The wound is so fresh. Less than 16 hours old. I have not even begun to come to terms with it. Yesterday I was giddy with excitement, taking my two daughters to the poles to witness history. Today I watched my daughter’s face crumple when I told her the results, watched her come to terms with this reality, watched the fear grow on her face as she worried about whether her Mexican classmate would be able to continue to attend her school.

But in these past few weeks, even as that feeling of dread grew, so did my resolve to not stand by and watch history unfold. I am not going to sit on the sidelines, a well-behaved woman. I am going to be loud, I am going to march, I am going to make this world a better place.

I don’t have a plan yet. I have lots of ideas bouncing around my head. And I’m trying to capture them in an effort to fight back the waves of depression when they come.

I am trying to find a way to use my talents for the cause. I can write. I can research. I can learn. I can pull ideas together and explain and present them and help others to understand.
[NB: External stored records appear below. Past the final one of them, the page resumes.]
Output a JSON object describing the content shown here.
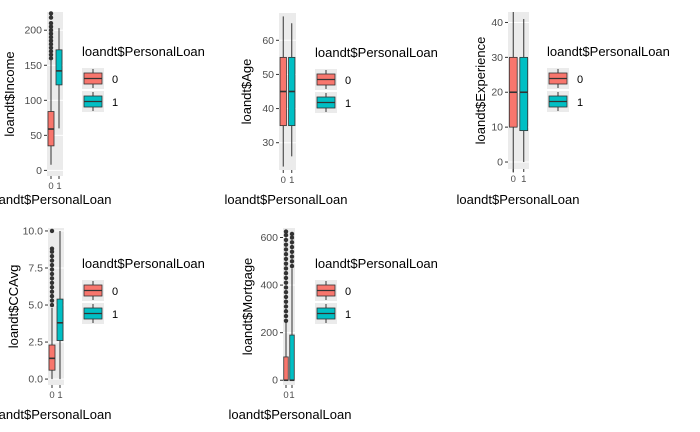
{
  "colors": {
    "level0": "#F8766D",
    "level1": "#00BFC4",
    "panel": "#EBEBEB",
    "grid": "#FFFFFF",
    "ink": "#333333",
    "outlier": "#333333"
  },
  "chart_data": [
    {
      "type": "box",
      "xlabel": "loandt$PersonalLoan",
      "ylabel": "loandt$Income",
      "categories": [
        "0",
        "1"
      ],
      "ylim": [
        -8,
        226
      ],
      "yticks": [
        "0",
        "50",
        "100",
        "150",
        "200"
      ],
      "legend": {
        "title": "loandt$PersonalLoan",
        "entries": [
          "0",
          "1"
        ],
        "position": "right"
      },
      "boxes": [
        {
          "category": "0",
          "min": 8,
          "q1": 35,
          "median": 59,
          "q3": 84,
          "max": 157,
          "outliers": [
            160,
            165,
            170,
            175,
            180,
            185,
            190,
            195,
            200,
            205,
            210,
            218,
            224
          ]
        },
        {
          "category": "1",
          "min": 60,
          "q1": 122,
          "median": 142,
          "q3": 172,
          "max": 203,
          "outliers": []
        }
      ]
    },
    {
      "type": "box",
      "xlabel": "loandt$PersonalLoan",
      "ylabel": "loandt$Age",
      "categories": [
        "0",
        "1"
      ],
      "ylim": [
        22,
        68
      ],
      "yticks": [
        "30",
        "40",
        "50",
        "60"
      ],
      "legend": {
        "title": "loandt$PersonalLoan",
        "entries": [
          "0",
          "1"
        ],
        "position": "right"
      },
      "boxes": [
        {
          "category": "0",
          "min": 23,
          "q1": 35,
          "median": 45,
          "q3": 55,
          "max": 67,
          "outliers": []
        },
        {
          "category": "1",
          "min": 26,
          "q1": 35,
          "median": 45,
          "q3": 55,
          "max": 65,
          "outliers": []
        }
      ]
    },
    {
      "type": "box",
      "xlabel": "loandt$PersonalLoan",
      "ylabel": "loandt$Experience",
      "categories": [
        "0",
        "1"
      ],
      "ylim": [
        -2,
        43
      ],
      "yticks": [
        "0",
        "10",
        "20",
        "30",
        "40"
      ],
      "legend": {
        "title": "loandt$PersonalLoan",
        "entries": [
          "0",
          "1"
        ],
        "position": "right"
      },
      "boxes": [
        {
          "category": "0",
          "min": -3,
          "q1": 10,
          "median": 20,
          "q3": 30,
          "max": 43,
          "outliers": []
        },
        {
          "category": "1",
          "min": 0,
          "q1": 9,
          "median": 20,
          "q3": 30,
          "max": 41,
          "outliers": []
        }
      ]
    },
    {
      "type": "box",
      "xlabel": "loandt$PersonalLoan",
      "ylabel": "loandt$CCAvg",
      "categories": [
        "0",
        "1"
      ],
      "ylim": [
        -0.4,
        10.2
      ],
      "yticks": [
        "0.0",
        "2.5",
        "5.0",
        "7.5",
        "10.0"
      ],
      "legend": {
        "title": "loandt$PersonalLoan",
        "entries": [
          "0",
          "1"
        ],
        "position": "right"
      },
      "boxes": [
        {
          "category": "0",
          "min": 0,
          "q1": 0.6,
          "median": 1.4,
          "q3": 2.3,
          "max": 4.8,
          "outliers": [
            5.0,
            5.3,
            5.6,
            5.9,
            6.2,
            6.5,
            6.8,
            7.1,
            7.4,
            7.7,
            8.0,
            8.3,
            8.6,
            8.8,
            10.0
          ]
        },
        {
          "category": "1",
          "min": 0,
          "q1": 2.6,
          "median": 3.8,
          "q3": 5.4,
          "max": 10.0,
          "outliers": []
        }
      ]
    },
    {
      "type": "box",
      "xlabel": "loandt$PersonalLoan",
      "ylabel": "loandt$Mortgage",
      "categories": [
        "0",
        "1"
      ],
      "ylim": [
        -20,
        640
      ],
      "yticks": [
        "0",
        "200",
        "400",
        "600"
      ],
      "legend": {
        "title": "loandt$PersonalLoan",
        "entries": [
          "0",
          "1"
        ],
        "position": "right"
      },
      "boxes": [
        {
          "category": "0",
          "min": 0,
          "q1": 0,
          "median": 0,
          "q3": 98,
          "max": 245,
          "outliers": [
            250,
            270,
            290,
            310,
            330,
            350,
            370,
            390,
            410,
            430,
            450,
            470,
            490,
            510,
            530,
            550,
            570,
            590,
            610,
            625
          ]
        },
        {
          "category": "1",
          "min": 0,
          "q1": 0,
          "median": 0,
          "q3": 190,
          "max": 470,
          "outliers": [
            480,
            500,
            520,
            540,
            560,
            580,
            600,
            615
          ]
        }
      ]
    }
  ]
}
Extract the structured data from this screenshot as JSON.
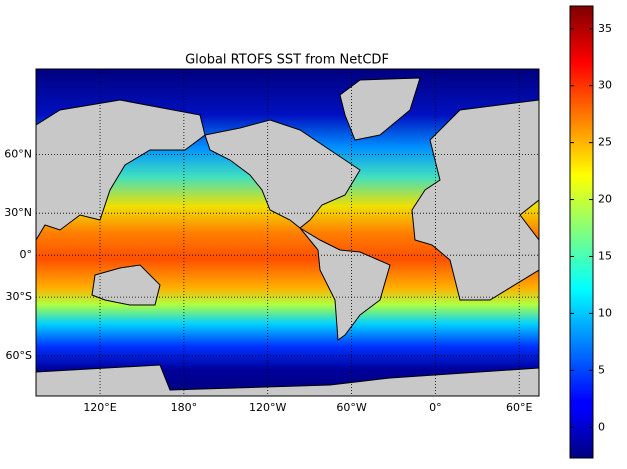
{
  "chart_data": {
    "type": "map",
    "title": "Global RTOFS SST from NetCDF",
    "projection": "mercator",
    "xlim": [
      74.16,
      434.16
    ],
    "ylim": [
      -72,
      80
    ],
    "xticks": [
      {
        "value": 120,
        "label": "120°E"
      },
      {
        "value": 180,
        "label": "180°"
      },
      {
        "value": 240,
        "label": "120°W"
      },
      {
        "value": 300,
        "label": "60°W"
      },
      {
        "value": 360,
        "label": "0°"
      },
      {
        "value": 420,
        "label": "60°E"
      }
    ],
    "yticks": [
      {
        "value": 60,
        "label": "60°N"
      },
      {
        "value": 30,
        "label": "30°N"
      },
      {
        "value": 0,
        "label": "0°"
      },
      {
        "value": -30,
        "label": "30°S"
      },
      {
        "value": -60,
        "label": "60°S"
      }
    ],
    "grid": true,
    "colorbar": {
      "colormap": "jet",
      "lim": [
        -2.7,
        37
      ],
      "ticks": [
        0,
        5,
        10,
        15,
        20,
        25,
        30,
        35
      ]
    }
  }
}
I don’t know exactly what shape this will take. Some ideas:

1. Data security, Signal and other ways to encrypt your life
2. Legislative updates and breakdowns and explanations: How will what our elected officials do impact our daily lives?
3. Maker/Homesteading skills: Tutorials and ideas to do for yourself
4. Acts of kindness, love, and heroism: finding things to celebrate in every day life
5. Local community: Make a difference on a grassroots level

The election is lost, but the fight has just begun.